When a certain period has passed since a TCP sender has
received network feedback on its half-connection, the
congestion window is supposed to be reset to the initial
window.
Until now, the t_rcvtime, which is updated for every
incoming segment, including pure ACKs and data, was
used as a proxy for when the last (data) transmission
was performed. This works fine for sessions doing
mostly bulk transfers in a single direction. However,
this approach fails for transactional IO, where the
server transmits large chunks of data repeatedly,
after the client requests data with a variable pause
in between requests.
In that case, the incoming request would effectively
reset t_rcvtime, and the sender would retain the last
value of its congestion window, however large that
may have been.

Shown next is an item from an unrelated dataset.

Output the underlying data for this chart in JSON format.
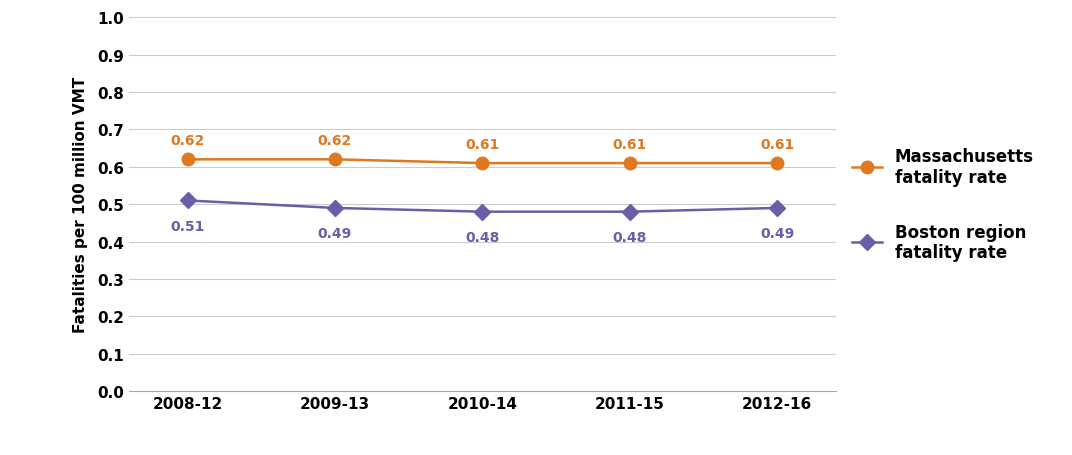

Ultimately, this results in a large
burst of data to be transmitted blindly into the
network at wirespeed, without considering any potentially
changed network conditions. This can exacerbate any
induced packet losses significantly.
In this Diff, the existing rtt sampling mechanism is
used, to gather more appropriate timestamps of when
the last data segment was sent, and the check, if an
RTT sampling is currently runnig is moved from looking
at t_rtttime to t_rtseq.
Further, we also slightly adjust these variables, in
case they happen to be zero when a new sampling is
started.
There is a minuscle chance, that a dramatically delayed
RTT sample is collected, when a data segment happens
to end with an absolute sequence number of zero (as
that would not stop the RTT sample immediately), and at
that very moment, no further data is exchanged until a
much later time. However, this would always be a transient
effect, as sRTT and RTTvar will converge quickly to
appropriate values again, and the excessive timeout
value may not even be utilized at all either.
Reported-by: rrs